The molecular docking analysis of fatty acid profiles concentrated on compounds generated from fermenting Pulu Mandoti using P. cystidiosus, considering its potential as a functional food with natural antioxidant and antidiabetic properties. The analysis revealed negative binding affinity values and identified interactions between receptor proteins (antioxidant: 5O0X and 2CKJ, and antidiabetic: 2QV4) and potential compounds acting as ligands through amino acid residues. The results indicated that compounds such as 11-Eicosenoic acid, methyl ester, and butylated hydroxytoluene exhibited optimal interactions with the antioxidant receptors 5O0x and 2CKJ. Furthermore, butylated hydroxytoluene demonstrated interactions with the antidiabetic receptor 2QV4 alongside the compound 9-Octadecenoic acid, methyl ester. Butylated hydroxytoluene is a lipid compound from the primary volatile group found in Pleurotus (Zhao et al. 2023). Fatty acids naturally exist in a mixed form of saturated (SFA), monounsaturated (MUFA), and polyunsaturated fatty acids (PUFA). Although the lipid content in mushrooms is relatively small, essential fatty acids constitute a significant portion of the lipid composition in various instances (Pedneault et al. 2006). The lipid composition of dehydrated mushrooms ranges from 1.75 to 15.5% per 100 g (Hong et al. 1988).
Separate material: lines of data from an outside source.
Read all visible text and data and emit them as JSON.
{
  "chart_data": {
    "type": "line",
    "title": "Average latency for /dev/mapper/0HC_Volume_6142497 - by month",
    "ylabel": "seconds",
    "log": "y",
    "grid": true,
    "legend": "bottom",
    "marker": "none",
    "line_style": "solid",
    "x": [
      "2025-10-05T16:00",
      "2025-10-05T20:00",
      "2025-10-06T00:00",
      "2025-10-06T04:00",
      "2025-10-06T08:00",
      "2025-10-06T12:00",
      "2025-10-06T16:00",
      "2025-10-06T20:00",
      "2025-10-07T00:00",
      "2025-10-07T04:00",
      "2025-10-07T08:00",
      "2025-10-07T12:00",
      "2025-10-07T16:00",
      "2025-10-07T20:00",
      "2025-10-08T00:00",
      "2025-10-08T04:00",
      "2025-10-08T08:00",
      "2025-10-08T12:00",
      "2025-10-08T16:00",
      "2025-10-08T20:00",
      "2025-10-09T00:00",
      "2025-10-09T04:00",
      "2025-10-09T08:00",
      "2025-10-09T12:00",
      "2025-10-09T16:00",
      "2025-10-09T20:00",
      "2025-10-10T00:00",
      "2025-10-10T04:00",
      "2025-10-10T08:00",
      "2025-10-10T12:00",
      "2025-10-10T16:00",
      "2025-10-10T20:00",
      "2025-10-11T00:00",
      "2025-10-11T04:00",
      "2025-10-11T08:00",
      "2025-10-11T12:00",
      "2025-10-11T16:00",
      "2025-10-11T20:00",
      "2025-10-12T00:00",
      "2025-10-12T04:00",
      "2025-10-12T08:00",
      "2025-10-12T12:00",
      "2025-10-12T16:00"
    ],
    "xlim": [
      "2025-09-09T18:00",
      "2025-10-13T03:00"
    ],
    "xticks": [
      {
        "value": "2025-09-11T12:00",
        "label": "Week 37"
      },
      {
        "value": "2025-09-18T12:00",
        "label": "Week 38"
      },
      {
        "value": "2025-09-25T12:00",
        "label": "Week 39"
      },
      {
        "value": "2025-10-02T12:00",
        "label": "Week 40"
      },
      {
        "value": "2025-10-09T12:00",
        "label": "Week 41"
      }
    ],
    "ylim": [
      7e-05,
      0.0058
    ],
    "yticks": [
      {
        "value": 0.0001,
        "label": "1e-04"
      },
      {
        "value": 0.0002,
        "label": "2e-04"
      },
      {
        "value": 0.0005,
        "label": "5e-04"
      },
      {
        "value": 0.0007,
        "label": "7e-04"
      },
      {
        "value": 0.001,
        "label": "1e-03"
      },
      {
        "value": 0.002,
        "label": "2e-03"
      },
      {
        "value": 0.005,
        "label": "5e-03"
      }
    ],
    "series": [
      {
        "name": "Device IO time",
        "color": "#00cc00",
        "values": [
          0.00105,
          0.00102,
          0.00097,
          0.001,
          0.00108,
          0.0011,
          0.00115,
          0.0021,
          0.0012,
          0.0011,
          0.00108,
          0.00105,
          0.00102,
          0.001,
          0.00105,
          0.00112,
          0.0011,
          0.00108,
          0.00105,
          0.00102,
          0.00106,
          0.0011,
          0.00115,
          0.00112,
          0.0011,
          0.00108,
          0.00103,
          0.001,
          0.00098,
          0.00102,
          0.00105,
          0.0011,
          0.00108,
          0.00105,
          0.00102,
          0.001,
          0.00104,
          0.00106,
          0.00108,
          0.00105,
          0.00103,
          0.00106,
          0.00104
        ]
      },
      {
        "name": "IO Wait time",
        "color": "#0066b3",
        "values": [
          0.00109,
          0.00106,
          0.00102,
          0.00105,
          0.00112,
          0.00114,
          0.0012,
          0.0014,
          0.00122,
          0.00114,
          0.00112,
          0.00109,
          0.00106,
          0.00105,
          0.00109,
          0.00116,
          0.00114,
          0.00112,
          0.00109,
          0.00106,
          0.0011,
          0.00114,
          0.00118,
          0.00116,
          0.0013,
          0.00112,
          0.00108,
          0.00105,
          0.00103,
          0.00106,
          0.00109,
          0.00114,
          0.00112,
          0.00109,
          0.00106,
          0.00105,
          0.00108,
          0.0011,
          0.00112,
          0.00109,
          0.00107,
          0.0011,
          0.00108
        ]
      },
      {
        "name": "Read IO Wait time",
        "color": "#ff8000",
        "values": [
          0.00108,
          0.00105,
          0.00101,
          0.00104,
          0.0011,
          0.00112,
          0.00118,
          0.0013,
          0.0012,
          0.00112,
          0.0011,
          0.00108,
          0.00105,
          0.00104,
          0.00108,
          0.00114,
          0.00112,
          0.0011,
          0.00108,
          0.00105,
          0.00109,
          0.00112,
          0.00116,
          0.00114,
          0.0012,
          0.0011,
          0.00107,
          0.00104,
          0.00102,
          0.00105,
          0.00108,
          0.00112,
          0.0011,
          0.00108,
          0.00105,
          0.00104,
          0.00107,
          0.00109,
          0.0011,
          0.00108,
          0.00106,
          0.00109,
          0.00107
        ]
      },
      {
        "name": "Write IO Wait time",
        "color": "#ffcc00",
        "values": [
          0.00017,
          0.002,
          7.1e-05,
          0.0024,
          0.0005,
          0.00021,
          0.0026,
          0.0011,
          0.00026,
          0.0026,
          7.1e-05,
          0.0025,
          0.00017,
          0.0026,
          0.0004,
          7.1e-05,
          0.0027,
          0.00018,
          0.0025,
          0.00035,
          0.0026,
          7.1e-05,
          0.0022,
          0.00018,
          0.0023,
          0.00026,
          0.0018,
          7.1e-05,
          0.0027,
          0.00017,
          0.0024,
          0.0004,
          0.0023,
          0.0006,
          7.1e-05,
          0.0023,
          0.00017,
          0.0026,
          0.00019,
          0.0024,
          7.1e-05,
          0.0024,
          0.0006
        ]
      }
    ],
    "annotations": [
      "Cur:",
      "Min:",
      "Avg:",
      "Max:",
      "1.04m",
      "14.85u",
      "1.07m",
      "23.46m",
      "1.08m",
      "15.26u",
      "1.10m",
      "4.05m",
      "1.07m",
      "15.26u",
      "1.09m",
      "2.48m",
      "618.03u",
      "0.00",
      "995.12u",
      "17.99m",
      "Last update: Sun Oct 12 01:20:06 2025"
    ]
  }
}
Fatty acids play a crucial role in cellular functions, aiding in muscle contraction and overall metabolic regulation at the cellular, tissue, and organism levels. Polyunsaturated fatty acids contribute to various regulatory activities (Das et al. 2023).

Conclusions

This study successfully reports the nutritional profile, antioxidant and antidiabetic activities, and molecular docking simulations of potential compounds in a local rice variety, Pulu Mandoti from Sulawesi after fermentation with P. ostreatus, P. djamor, and P. cystidiosus. Proximate analysis of fermented pulo mandoti with P. cystidiosus revealed higher percentages of dry matter (91.99 ± 0.61%), crude protein (8.55 ± 0.15%), and crude fat (1.34 ± 0.05%) compared to fermentations with P. ostreatus and P. djamor. The antioxidant and antidiabetic activities in all fermentation treatments with P. ostreatus, P. djamor, and P. cystidiosus showed higher inhibition values than the unfermented or raw sample. Fermented Pulu Mandoti with P. cystidiosus exhibited superior inhibitory effects in antioxidant and antidiabetic tests compared to P. ostreatus and P. djamor. The molecular docking analysis of the fatty acid profiles in the fermentation pulo mandoti with P. cystidiosus identified compounds such as 11-Eicosenoic acid, methyl ester, and butylated hydroxytoluene, exhibiting optimal interactions with antioxidant receptors 5O0x and 2CKJ. Furthermore, butylated hydroxytoluene demonstrated interactions with the antidiabetic receptor 2QV4 alongside the compound 9-Octadecenoic acid, methyl ester. Local rice, Pulu Mandoti, fermented with P. cystidiosus holds significant potential as a functional food due to its diverse array of natural antioxidant and antidiabetic compounds.